讓我們首先考慮與估計參數相關的三種風險(即成本函數) $ \theta $ :

  1. $ C(e) = e^2 $
  2. $ C(e) = |e| $
  3. $ if -\delta < e < \delta, C(e)=0 $ ; 別的 $ C(e)=1 $

在哪裡, $ e = \theta - \hat{\theta} $ , 其中 $ \hat{\theta} $ 是估計值和 $ \theta $ 是真正的參數。在貝葉斯估計中,目標是最小化預期風險,即:

$ E[C(e)]= \int_X \int_{\theta} C(e)p(X,\theta)d\theta dX = \int_X \left[\int_\theta C(e)p(\theta|X)d\theta\right] p(X)dX $

因為我們只關心 $ \theta $ ,我們將關注內積分 $ \min_{\theta}\int_\theta C(e)p(\theta|X)d\theta $ .
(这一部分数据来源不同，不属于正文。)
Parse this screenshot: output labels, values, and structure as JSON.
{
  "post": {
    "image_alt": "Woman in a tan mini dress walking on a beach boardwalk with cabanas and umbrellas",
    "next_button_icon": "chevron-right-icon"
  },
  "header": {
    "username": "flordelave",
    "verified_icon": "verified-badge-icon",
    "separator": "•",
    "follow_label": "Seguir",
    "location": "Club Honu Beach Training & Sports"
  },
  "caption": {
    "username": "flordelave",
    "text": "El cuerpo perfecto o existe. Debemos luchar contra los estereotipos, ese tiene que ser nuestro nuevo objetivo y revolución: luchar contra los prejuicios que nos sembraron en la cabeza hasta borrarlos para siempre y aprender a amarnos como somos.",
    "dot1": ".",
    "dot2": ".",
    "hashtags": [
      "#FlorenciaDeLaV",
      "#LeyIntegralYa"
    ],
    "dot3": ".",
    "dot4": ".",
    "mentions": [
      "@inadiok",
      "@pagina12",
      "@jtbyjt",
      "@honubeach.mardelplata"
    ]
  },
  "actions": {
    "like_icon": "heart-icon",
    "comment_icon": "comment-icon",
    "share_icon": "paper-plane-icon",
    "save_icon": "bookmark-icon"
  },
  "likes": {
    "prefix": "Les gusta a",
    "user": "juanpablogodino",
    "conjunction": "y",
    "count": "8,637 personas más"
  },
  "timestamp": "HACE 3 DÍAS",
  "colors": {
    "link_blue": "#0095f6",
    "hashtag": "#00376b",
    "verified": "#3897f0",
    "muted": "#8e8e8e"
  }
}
現在,取決於哪個 $ C(e) $ 我們選擇後,估計器會給我們不同的後驗屬性。例如,如果我們選擇第一種情況, $ C(e) = e^2 $ , 最小化 $ \theta $ 為了 $ \int_\theta C(e)p(\theta|X)d\theta $ , 是均值。因為你的問題是關於指標功能 $ I[\hat{\theta}\ne \theta] $ ,我將解決上面提到的第三個風險(如果你考慮一下 $ \delta\rightarrow 0 $ 相當於使用指標)。

對於上述案例 3:

$ \int_\theta C(e)p(\theta|X)d\theta = \int_{-\infty}^{\hat{\theta}-\delta}p(\theta|X)d\theta + \int_{\hat{\theta}+\delta}^{\infty}p(\theta|X)d\theta = 1 - \int_{\hat{\theta}+\delta}^{\hat{\theta}+\delta}p(\theta|X)d\theta $

這對於 $ \delta \rightarrow 0 $ 最小化時 $ \hat{\theta} $ 對應於後驗的模式。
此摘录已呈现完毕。